Karena kebudayaan adalah kerjaan banyak orang, sebagaimana ungkapan Umar Kayam yang dikutip sebagai model simposiumnya, melalui catatan kecil ini saya sebagai salah-satu dari “orang” yang semoga bisa ikut bekerja sekaligus belajar merefleksikan kebudayaan—walaupun melalui dan hanya menjadi pendengar “jarak-jauh” dari simposium kebudayaan arkipelagis di Yogyakarta itu sendiri.
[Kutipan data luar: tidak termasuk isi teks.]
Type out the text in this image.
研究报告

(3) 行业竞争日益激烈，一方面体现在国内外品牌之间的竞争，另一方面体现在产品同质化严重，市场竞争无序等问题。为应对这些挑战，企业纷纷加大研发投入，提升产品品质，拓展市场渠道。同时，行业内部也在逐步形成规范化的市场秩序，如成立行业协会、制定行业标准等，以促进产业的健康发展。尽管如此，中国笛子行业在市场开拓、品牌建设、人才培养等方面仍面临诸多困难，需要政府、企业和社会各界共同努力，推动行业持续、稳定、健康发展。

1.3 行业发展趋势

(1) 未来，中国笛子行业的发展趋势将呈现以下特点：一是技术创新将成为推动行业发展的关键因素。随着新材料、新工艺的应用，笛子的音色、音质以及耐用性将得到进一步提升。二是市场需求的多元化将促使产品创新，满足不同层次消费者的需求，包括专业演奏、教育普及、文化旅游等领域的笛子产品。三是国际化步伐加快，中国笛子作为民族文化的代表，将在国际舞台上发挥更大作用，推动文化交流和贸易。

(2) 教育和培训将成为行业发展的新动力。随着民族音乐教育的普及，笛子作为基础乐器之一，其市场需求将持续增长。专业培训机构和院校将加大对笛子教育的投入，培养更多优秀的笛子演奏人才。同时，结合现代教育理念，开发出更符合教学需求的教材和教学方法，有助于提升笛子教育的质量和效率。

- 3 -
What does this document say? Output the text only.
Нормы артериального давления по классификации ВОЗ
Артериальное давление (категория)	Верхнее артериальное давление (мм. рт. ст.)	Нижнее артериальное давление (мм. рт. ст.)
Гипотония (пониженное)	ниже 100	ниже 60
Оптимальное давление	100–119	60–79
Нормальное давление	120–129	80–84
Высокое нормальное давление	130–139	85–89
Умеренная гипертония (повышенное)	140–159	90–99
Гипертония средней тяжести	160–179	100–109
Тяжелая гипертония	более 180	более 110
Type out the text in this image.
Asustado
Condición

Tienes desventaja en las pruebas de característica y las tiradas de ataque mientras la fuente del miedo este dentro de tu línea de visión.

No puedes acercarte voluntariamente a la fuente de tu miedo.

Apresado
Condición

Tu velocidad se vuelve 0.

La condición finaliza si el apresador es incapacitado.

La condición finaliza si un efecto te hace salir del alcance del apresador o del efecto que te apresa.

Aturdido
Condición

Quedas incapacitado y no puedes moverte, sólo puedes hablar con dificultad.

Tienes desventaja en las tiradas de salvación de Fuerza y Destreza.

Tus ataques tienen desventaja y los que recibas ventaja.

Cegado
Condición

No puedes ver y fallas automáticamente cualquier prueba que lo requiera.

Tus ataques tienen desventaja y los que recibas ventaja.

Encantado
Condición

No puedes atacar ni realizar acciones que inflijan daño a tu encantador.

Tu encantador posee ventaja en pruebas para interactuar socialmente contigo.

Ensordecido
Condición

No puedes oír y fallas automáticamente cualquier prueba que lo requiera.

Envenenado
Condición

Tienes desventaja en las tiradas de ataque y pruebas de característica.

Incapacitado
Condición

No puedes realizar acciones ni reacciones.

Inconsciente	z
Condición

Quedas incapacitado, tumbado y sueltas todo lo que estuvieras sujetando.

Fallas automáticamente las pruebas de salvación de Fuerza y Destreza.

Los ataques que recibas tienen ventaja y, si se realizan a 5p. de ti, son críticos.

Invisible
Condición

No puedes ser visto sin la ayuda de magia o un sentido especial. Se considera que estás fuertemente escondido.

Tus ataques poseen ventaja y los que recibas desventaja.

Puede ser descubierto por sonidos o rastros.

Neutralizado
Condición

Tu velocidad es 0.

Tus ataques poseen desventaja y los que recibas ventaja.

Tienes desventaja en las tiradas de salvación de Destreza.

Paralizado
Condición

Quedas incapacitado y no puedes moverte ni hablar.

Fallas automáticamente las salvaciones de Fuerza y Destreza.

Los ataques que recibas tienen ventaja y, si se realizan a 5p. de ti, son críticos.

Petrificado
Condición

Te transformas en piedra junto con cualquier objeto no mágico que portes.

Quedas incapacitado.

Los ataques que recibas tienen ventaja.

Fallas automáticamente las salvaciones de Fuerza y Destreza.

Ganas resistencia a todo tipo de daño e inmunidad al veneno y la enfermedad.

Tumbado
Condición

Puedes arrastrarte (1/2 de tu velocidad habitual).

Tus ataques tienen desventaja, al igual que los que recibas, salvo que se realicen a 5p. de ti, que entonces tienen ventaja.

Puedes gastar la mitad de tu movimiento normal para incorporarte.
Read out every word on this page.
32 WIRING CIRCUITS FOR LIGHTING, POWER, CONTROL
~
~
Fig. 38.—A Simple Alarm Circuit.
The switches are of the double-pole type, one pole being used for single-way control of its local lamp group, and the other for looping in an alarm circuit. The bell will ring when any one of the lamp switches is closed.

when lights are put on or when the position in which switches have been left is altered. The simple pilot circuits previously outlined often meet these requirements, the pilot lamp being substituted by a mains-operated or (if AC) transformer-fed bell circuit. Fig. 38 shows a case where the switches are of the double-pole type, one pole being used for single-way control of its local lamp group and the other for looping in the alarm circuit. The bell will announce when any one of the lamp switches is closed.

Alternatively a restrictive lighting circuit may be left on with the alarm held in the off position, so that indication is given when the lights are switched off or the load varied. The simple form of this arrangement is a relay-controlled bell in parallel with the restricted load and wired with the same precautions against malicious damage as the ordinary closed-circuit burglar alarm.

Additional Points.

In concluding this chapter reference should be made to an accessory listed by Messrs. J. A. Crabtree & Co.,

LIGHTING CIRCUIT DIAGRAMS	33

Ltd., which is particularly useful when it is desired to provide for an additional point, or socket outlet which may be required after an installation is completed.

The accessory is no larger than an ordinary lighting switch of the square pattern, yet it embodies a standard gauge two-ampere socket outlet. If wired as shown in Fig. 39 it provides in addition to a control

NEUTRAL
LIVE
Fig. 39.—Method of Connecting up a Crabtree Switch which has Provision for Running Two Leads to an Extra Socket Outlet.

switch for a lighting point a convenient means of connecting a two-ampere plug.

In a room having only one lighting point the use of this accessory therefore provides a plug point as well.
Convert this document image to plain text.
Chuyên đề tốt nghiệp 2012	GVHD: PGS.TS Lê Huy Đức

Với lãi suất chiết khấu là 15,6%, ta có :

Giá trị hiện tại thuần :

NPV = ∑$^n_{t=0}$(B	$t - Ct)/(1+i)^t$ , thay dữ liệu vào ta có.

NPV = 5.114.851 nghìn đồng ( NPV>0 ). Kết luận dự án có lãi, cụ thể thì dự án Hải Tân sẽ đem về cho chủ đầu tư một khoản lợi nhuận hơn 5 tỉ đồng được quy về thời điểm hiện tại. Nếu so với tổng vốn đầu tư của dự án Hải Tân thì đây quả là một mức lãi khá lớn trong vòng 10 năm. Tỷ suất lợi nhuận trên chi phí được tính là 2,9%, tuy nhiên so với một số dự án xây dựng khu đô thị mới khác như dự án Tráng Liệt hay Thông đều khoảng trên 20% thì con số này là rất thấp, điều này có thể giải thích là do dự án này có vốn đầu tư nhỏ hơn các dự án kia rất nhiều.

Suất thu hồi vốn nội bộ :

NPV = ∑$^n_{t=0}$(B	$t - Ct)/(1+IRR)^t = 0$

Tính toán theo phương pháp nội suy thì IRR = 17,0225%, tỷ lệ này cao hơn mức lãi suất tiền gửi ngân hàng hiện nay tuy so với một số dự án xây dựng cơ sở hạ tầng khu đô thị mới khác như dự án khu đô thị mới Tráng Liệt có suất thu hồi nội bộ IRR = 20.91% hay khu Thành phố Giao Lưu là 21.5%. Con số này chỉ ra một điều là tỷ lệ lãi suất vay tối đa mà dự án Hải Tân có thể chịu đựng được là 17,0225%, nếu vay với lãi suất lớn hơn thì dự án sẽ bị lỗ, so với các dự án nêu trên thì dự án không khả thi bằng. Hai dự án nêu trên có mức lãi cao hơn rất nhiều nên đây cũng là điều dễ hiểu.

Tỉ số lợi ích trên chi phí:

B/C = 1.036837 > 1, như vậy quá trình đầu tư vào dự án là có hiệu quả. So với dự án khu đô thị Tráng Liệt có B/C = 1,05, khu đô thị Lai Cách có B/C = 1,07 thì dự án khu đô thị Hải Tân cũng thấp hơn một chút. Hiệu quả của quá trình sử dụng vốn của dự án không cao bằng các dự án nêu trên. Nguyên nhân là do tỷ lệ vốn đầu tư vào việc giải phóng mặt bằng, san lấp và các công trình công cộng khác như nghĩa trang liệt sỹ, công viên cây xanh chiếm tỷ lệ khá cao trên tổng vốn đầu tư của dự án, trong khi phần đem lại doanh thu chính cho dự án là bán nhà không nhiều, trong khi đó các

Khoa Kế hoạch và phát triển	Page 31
Maka, puncak refleksi saya dalam catatan ini hendak meminjam-menyitir kembali lirik lagu Kelompok Kampungan (kali ini dalam lagu Mereka Mencari Tuhan), untuk meluapkan reaksi-refleksi apa yang saya lihat-dengar-maknai dari simposium itu, saya ingin berkata seperti ini: alam (semesta) lepaskan aku dari kotak-kotak kebudayaan yang menjadi beban kehidupan ini.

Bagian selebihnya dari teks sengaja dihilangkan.